Critiques

MANHUNT (Critique Mini-Série) Une série intense et nerveuse…

SYNOPSIS : Les conséquences du premier assassinat d’un président américain, Abraham Lincoln et le combat de ses proches pour préserver et protéger les idéaux de ce dernier.

La nouvelle série créée par Monica Beletsky, adaptée du livre Manhunt: The 12-Day Chase for Lincoln’s Killer écrit par James L. Swanson, s’ancre dans un point névralgique de l’Histoire américaine. A la clôture de la Guerre de Sécession, après la reddition progressive des États Confédérés et des nouvelles mesures promises par Abraham Lincoln, l’acteur de théâtre John Wilkes Booth profite du passage du Président au théâtre Ford de Washington pour l’assassiner d’une balle dans la nuque avant de sauter sur la scène depuis le balcon. La mort de Lincoln provoque une suite de réactions à travers tout le pays, alimentant encore plus le conflit rémanent entre la Confédération et l’Union. Edwin Stanton, Secrétaire à la guerre, décide de mener une grande chasse à l’homme pour retrouver Booth et ses complices pour pouvoir les traduire en justice…
Manhunt raconte alors, sous les traits d’un thriller intense et politique, l’intérieur des conflits qui alimentaient les Etats-Unis sous la présidence de Lincoln. Mais là où la série commence à séduire le plus, c’est lorsqu’elle décide de traiter avec attention une galerie chorale de personnages divers qui interviennent tous d’une façon ou d’une autre à un point clé de cette chasse à l’homme.

Ces nombreux personnages, tous nourris par un arc narratif ou par une étude politique et/ou sociale, permettent à Beletsky de parler notamment de la situation des esclaves noirs qui (re)trouvent un premier espace de liberté à travers des états qui leur refusent encore. Manhunt traite à la fois de la dimension politique de l’assassinat de Lincoln, de ses conséquences au sein de son gouvernement, du racisme omniprésent cultivé par une grande partie de la population (notamment parmi les partisans de la Confédération), mais aussi des aspects beaucoup plus personnels des figures historiques qui nous sont présentées. Edwin Stanton (impeccable Tobias Menzies) est placé au centre de cette toile narrative, son amitié avec le Président Lincoln (très bon Hamish Linklater bien qu’un brin sur-maquillé) étant explorée à travers de nombreux voyages temporels par le biais de flashbacks. Sa volonté progressiste, sa soif de justice et sa fragilité médicale (il est atteint d’asthme) en font un protagoniste riche en thématiques, représentant assez justement l’état d’une Amérique en pleine transformation. Car Manhunt est le récit d’une reconstruction, un polar aiguisé qui décline tous ses personnages en s’y intéressant bien plus frontalement et profondément que ce qu’on aurait pu en attendre.

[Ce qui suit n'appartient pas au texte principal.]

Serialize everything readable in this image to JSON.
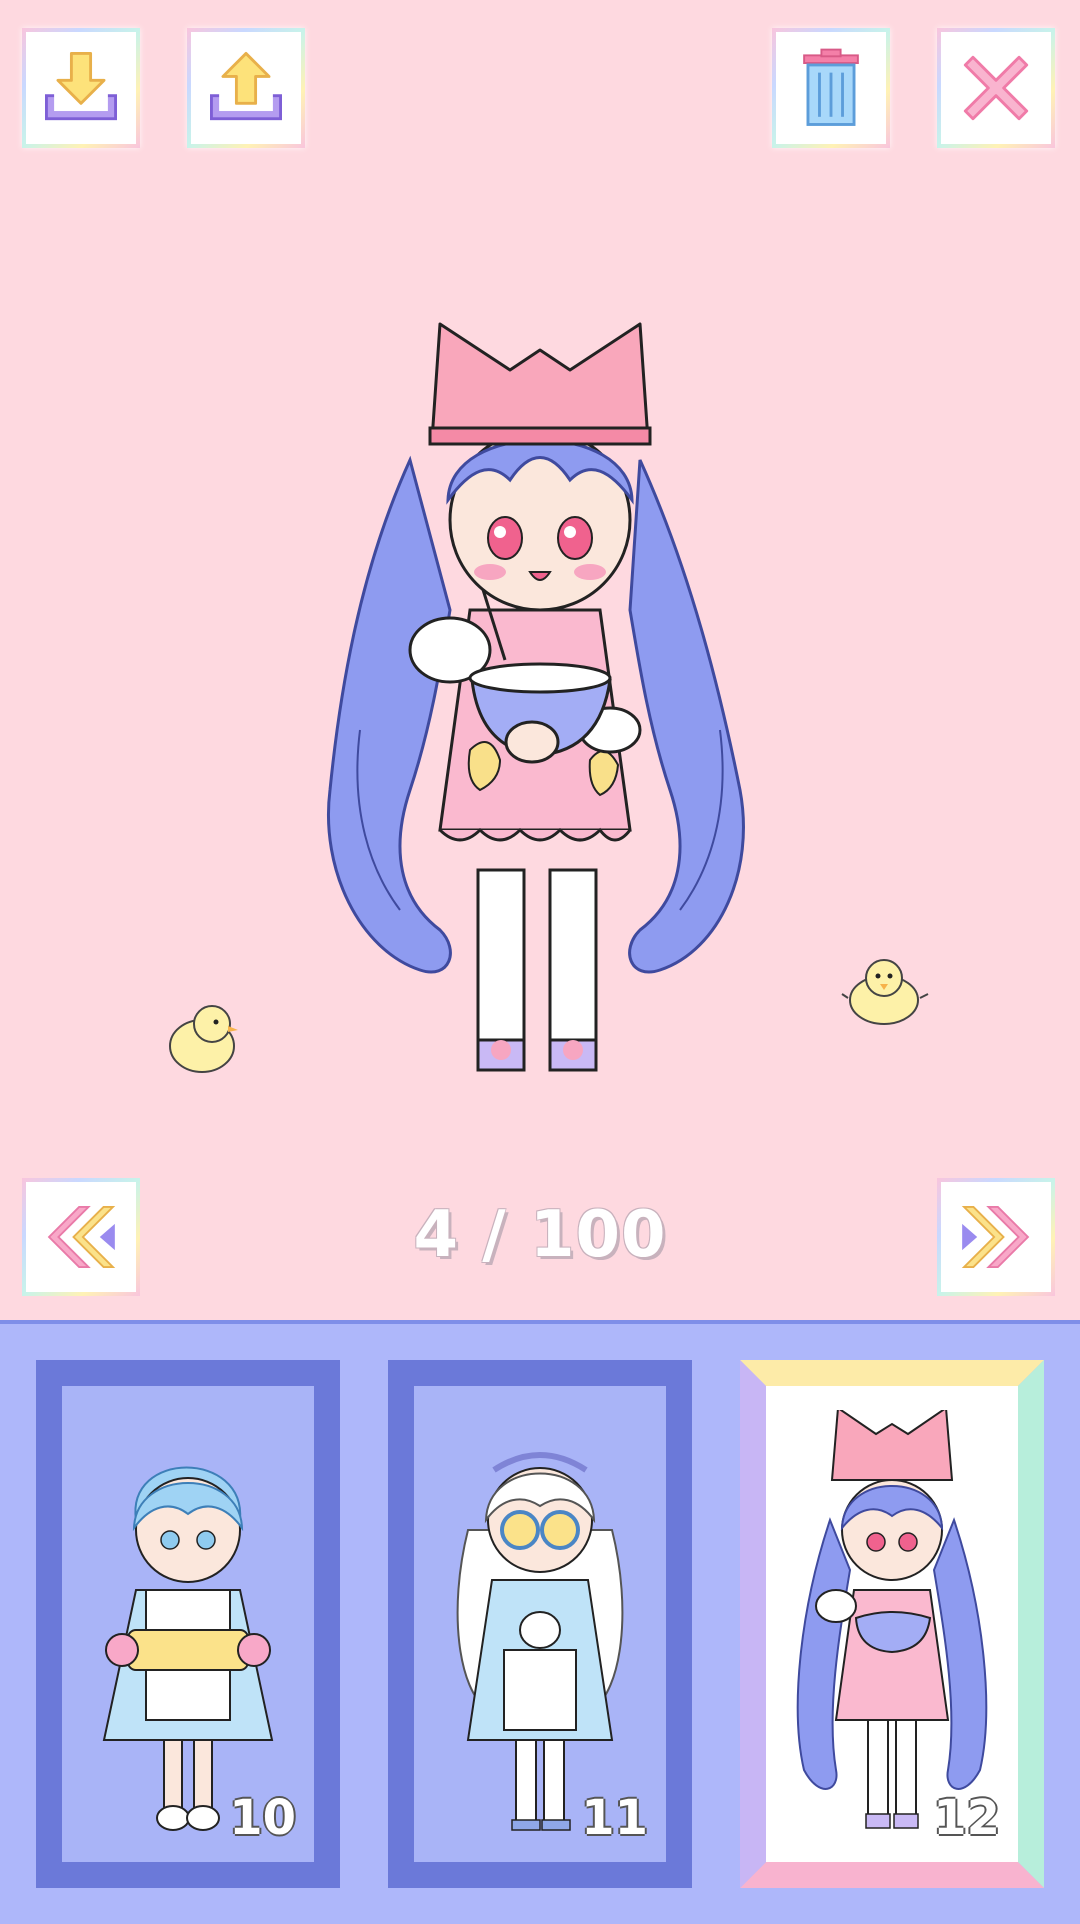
{
  "toolbar": {
    "download_icon": "download-icon",
    "upload_icon": "upload-icon",
    "delete_icon": "trash-icon",
    "close_icon": "close-icon"
  },
  "navigation": {
    "prev_icon": "double-chevron-left-icon",
    "next_icon": "double-chevron-right-icon",
    "page_counter": "4 / 100"
  },
  "slots": [
    {
      "number": "10",
      "selected": false
    },
    {
      "number": "11",
      "selected": false
    },
    {
      "number": "12",
      "selected": true
    }
  ],
  "colors": {
    "background": "#FED9E0",
    "panel": "#AEB7FA",
    "panel_frame": "#6B79D9",
    "hair": "#8E9BF0",
    "hat": "#F9A7BB",
    "apron": "#FAB9CF"
  }
}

C’est notamment le cas de John Wilkes Booth (brillantissime Anthony Boyle), le tireur du théâtre Ford, qu’on suit étape par étape dans les pérégrinations de sa fuite à travers le pays. Il est présenté dans un paradoxe assez frappant, la jambe cassée et la violence dans la peau, persuadé d’être le sauveur de son pays sur le point d’être acclamé lorsqu’il arrivera à Richmond. La série présente également d’autres figures particulièrement marquantes, comme Mary Simms, excellente Lovie Simone, une jeune femme noire enlevée et maltraitée par le Dr. Samuel Mudd, qu’on suit dans son émancipation de son statut d’esclave et dans sa recherche de liberté. Elle incarne la situation des afro-américains dans les années qui précèdent les gains de leurs droits et l’inscription de leur humanité dans la Constitution américaine promise par le Président Lincoln.


En s’intéressant plus aux mécanismes politiques qui ont suivi la fin de la Guerre de Sécession qu’à la traque du titre qui sert finalement de point de départ à toutes les intrigues, Manhunt s’avère être une redoutable surprise, un portrait dense des conflits historiques des Etats-Unis, évoquant le racisme inhérent, les ruptures politiques entre les différents camps, la volonté de progrès et la reconstruction de la justice. Avec sa série intense et nerveuse, slalomant entre les interprétations complotistes et les faits indubitables avec beaucoup de sens, Monica Beletsky signe une proposition haletante et percutante qui s’infiltre dans certains points de vue trop passés sous silence pour raconter les heures radicales d’un pays sur son point de bascule.